04:55Patrice Duhamel, donc il se voit capitaine de bateau,
04:57François Bayrou, mais d'un bateau à trois flotteurs.
05:00Oui, alors je ne suis pas spécialiste de la voile,
05:01mais j'ai bien compris qu'il considérait qu'il manquait le flotteur de gauche
05:05dans le gouvernement Barnier, c'est le gros sujet depuis trois jours.
05:09C'est vraiment le gros sujet, il est possible qu'on assiste
05:14historiquement à une coupure par rapport aux dernières années
05:18du nouveau front populaire, si effectivement le groupe socialiste
05:22et le parti socialiste éventuellement acceptaient,
05:26soit de ne pas censurer un gouvernement éventuellement de François Bayrou,
05:31soit de participer, ce qui dans un premier temps est sans doute
05:34assez peu probable, à ce gouvernement.

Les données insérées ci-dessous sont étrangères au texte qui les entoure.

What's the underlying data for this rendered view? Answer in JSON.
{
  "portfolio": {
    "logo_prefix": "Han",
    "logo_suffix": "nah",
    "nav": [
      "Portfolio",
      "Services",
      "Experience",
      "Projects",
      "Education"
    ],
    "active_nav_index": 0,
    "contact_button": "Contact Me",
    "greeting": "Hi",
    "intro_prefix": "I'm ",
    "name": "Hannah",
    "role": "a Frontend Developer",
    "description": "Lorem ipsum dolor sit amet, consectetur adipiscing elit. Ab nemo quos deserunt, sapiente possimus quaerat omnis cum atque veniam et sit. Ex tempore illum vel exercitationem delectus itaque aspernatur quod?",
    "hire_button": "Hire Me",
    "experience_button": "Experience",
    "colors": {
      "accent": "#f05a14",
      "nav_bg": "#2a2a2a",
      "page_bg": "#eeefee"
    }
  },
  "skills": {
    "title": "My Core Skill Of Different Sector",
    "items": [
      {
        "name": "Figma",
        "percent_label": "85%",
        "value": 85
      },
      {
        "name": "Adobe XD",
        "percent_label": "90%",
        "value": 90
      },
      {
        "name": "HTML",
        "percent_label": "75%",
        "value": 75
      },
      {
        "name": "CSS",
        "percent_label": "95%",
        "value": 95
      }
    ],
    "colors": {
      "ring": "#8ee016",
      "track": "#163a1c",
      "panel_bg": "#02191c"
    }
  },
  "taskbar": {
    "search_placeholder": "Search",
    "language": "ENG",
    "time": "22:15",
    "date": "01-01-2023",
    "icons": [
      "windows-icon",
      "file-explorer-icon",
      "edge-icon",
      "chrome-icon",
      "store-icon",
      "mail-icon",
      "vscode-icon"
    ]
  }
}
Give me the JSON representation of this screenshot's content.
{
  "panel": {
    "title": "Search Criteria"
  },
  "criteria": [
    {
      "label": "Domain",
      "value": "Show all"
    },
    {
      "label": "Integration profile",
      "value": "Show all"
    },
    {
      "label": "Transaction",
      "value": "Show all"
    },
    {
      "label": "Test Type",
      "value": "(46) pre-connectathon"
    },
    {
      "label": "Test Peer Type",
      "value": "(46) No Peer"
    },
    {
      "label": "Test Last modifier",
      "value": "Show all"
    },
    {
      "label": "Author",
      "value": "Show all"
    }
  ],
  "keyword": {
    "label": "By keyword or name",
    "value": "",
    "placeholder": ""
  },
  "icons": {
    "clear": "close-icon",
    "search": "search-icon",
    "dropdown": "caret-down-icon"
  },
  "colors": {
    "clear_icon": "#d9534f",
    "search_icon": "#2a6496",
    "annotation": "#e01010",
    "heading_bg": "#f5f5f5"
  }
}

05:37Mais là on sent bien que, comme le dit Édouard Philippe,
05:41la poutre est en train de bouger.
05:44– Merci, merci infiniment Patrice Duhamel d'avoir accepté notre invitation.
05:47Je rappelle le titre du documentaire que vous avez co-réalisé,
05:50« Dissolution, histoire d'un séisme politique »,
05:52c'est évidemment disponible en replay sur le site.
05:55– C'est un thriller politique. – Totalement, merci beaucoup.
05:58– Et ce n'est pas que de la fiction, on l'a bien compris.